For the next six years, he played golf and spent time with his family, first in Southern California, then for several years in Austin.

“Then I got the itch and my kids started getting a little older and I wondered if I was going to play golf the rest of my life, not work and not have a purpose,” he said. “And so I got back to work and had a purpose whether on the field or in the front office you want to feel you want a challenge when you wake up in the morning.”

He hoped his past time as a player would help him land a Major League or minor league job. Instead, he started his journey in 1999 as playercoach in Schaumburg, Ill., about five miles from where he grew up in Libertyville.

“When the people start asking for your resume you probably are not going to get a job in affiliated ball,” the now 54-year-old said. “There’s definitely a lot of who you know, who you stay close to.

“Maybe I didn’t pursue it quite as hard as I could have but at the same time the calls I made and the resumes I did send I never got an opportunity in affiliated ball. For a long time I enjoyed the independent game because of the freedom it gave you.

“I think the thing I’ve tried to do and is for good or bad is go year on, year off going from the field to the front office,” he said. “I was president and general manager almost every other year. I get in a spot where they need help in the front office business. I feel I have enough know-how and enough smarts to put be able to put a staff together, run the operations, sales, marketing, all that kind of stuff.”

His tour has since taken him to places like Albany, N.Y.; El Paso, Texas; Yuma, Ariz.; Chico, Calif., and San Ramon, Calif. Last year he was commissioner of the Pacific League.

“I’ve tried to separate as much as possible to where when I’m on the field all I’m concerned about is giving players an opportunity to be seen so they can be signed by affiliated teams or go to a higher independent league,” he said.

“The knowledge I received from the great managers and coaches and players especially in the Dodger organization, I’ve tried to pass that wisdom on to the guys here. When I’m on the field I never worry about how many people are in the stands or how many hot dogs are being sold.

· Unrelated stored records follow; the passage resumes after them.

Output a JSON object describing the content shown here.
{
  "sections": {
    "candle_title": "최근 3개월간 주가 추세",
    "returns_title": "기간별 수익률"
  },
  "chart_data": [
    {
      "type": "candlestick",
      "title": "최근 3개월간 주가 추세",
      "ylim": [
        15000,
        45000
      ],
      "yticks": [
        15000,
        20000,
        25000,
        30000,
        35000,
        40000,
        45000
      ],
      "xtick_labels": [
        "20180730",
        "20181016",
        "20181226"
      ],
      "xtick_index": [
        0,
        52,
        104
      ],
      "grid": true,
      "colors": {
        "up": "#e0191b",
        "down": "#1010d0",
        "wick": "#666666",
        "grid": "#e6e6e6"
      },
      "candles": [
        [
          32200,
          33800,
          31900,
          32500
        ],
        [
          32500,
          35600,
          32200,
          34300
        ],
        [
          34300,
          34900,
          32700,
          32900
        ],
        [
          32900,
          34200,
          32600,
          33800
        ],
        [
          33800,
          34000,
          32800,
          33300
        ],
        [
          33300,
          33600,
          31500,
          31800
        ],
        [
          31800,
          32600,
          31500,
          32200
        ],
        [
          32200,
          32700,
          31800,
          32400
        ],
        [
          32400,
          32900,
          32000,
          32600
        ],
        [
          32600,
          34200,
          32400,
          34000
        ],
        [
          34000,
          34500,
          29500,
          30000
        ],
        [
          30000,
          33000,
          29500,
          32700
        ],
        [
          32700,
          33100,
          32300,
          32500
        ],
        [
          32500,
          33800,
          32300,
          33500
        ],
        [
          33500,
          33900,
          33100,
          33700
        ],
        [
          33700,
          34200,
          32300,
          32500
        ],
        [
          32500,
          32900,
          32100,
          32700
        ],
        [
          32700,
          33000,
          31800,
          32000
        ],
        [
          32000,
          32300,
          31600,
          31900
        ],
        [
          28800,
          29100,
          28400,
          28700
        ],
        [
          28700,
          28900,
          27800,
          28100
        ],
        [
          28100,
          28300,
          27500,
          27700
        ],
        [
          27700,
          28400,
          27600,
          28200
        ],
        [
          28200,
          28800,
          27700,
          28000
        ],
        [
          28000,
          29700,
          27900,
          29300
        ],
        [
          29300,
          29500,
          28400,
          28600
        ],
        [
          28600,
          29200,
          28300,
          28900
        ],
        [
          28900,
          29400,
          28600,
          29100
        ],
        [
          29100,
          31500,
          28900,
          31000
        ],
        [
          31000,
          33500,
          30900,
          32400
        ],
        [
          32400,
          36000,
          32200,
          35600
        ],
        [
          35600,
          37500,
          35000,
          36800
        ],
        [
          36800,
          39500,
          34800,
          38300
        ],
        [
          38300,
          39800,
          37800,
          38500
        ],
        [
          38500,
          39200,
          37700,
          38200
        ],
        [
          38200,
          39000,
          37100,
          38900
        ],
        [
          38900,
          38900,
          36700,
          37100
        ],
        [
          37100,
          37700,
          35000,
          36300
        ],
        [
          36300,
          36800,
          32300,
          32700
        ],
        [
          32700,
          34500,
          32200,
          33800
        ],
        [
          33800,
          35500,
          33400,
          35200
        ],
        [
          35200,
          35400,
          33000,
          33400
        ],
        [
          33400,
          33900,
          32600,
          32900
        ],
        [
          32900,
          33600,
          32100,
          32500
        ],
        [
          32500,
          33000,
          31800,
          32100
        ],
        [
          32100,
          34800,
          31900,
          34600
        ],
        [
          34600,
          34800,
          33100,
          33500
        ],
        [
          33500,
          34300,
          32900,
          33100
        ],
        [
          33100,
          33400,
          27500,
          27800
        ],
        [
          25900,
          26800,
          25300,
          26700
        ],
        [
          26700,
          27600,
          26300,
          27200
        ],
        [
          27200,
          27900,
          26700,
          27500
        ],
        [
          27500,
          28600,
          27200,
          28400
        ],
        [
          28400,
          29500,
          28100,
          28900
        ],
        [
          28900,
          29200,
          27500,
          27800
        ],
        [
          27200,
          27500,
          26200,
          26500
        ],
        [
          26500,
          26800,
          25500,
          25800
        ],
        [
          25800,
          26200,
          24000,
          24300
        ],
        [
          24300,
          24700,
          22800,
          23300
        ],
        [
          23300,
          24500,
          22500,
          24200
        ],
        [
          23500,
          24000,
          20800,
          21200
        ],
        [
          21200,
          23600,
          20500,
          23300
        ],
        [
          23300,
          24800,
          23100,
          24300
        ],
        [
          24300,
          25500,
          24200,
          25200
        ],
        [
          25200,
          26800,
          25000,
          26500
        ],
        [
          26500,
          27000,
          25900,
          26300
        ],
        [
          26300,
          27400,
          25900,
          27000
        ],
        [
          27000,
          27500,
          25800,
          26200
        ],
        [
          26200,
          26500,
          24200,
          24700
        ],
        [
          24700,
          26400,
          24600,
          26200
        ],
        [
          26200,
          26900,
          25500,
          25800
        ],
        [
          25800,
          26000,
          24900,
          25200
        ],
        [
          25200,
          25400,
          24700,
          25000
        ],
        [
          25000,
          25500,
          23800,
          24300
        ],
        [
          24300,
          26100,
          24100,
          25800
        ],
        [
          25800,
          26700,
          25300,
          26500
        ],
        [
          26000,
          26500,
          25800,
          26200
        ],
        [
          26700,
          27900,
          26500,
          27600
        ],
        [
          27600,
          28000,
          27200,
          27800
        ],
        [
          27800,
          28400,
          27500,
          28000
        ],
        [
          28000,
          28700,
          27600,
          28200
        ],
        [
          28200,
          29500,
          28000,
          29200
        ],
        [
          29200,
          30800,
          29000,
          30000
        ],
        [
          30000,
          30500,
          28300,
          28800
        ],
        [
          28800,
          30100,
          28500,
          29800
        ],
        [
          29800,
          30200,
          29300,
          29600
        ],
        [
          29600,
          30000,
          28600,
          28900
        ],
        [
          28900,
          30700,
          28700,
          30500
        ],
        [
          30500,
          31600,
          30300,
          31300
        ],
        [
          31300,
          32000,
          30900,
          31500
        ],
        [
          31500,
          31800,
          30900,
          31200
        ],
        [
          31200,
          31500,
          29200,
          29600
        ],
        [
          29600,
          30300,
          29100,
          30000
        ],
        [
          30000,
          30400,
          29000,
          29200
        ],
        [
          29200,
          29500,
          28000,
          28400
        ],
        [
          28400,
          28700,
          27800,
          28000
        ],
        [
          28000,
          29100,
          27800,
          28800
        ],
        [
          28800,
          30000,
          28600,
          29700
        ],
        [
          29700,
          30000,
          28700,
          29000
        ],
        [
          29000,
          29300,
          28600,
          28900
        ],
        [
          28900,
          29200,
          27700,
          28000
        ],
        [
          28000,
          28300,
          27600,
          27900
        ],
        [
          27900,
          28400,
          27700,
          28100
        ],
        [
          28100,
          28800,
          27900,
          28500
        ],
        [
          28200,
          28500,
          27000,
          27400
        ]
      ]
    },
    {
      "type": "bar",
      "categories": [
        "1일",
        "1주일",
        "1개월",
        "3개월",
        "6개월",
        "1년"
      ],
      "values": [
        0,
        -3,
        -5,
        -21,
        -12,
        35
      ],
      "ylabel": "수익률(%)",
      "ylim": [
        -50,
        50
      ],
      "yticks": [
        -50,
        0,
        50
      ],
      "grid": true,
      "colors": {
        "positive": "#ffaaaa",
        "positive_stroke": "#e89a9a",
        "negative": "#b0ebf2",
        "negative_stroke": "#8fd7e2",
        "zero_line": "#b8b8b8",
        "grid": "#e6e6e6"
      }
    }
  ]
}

As hard as it is to separate it, when I’m on the field it’s full-time baseball all the time.”

Maybe that’s why Marshall has so thoroughly enjoyed his short time with the Cats, especially a stretch in early July when the team started on a winning streak. It came shortly after turning over half the team and has resulted in one of his most satisfying years in the game.

“There are guys in my position who need the job. They want the security and they want to win,” he said. “Everyone is paid to win. So what I’ve seen in some leagues is you sacrifice by taking players the scouts have seen so many times and aren’t interested in seeing anymore. I try not to have those players.”

After more than 30 years in the game, Marshall thinks Fort Worth might be his final stop though if the Cats will have him longer, he’d consider staying.

“It’s a great stadium; it’s a great staff. We enjoy it here,” he said. “But I would say we’re thinking of getting out of the baseball business. It will be a decision his winter.”

When retirement does come, it likely will be back in California, home state of his wife Mary, who works in sales for the Cats. Son Michael, 25, a mortgage banker who was trading fx in El Paso, played at Stanford and a couple of years in the Philadelphia Phillies’ organization. Daughter Marcheta, 23, works for a venture capital group in San Francisco.

“If it is the last  year I’ve certainly enjoyed it,” Marshall said. “I’m really glad to have gotten the opportunity to be with a great organization and great ball club, a good city and like I said with the team. It’s fun to come to the ball park each night.”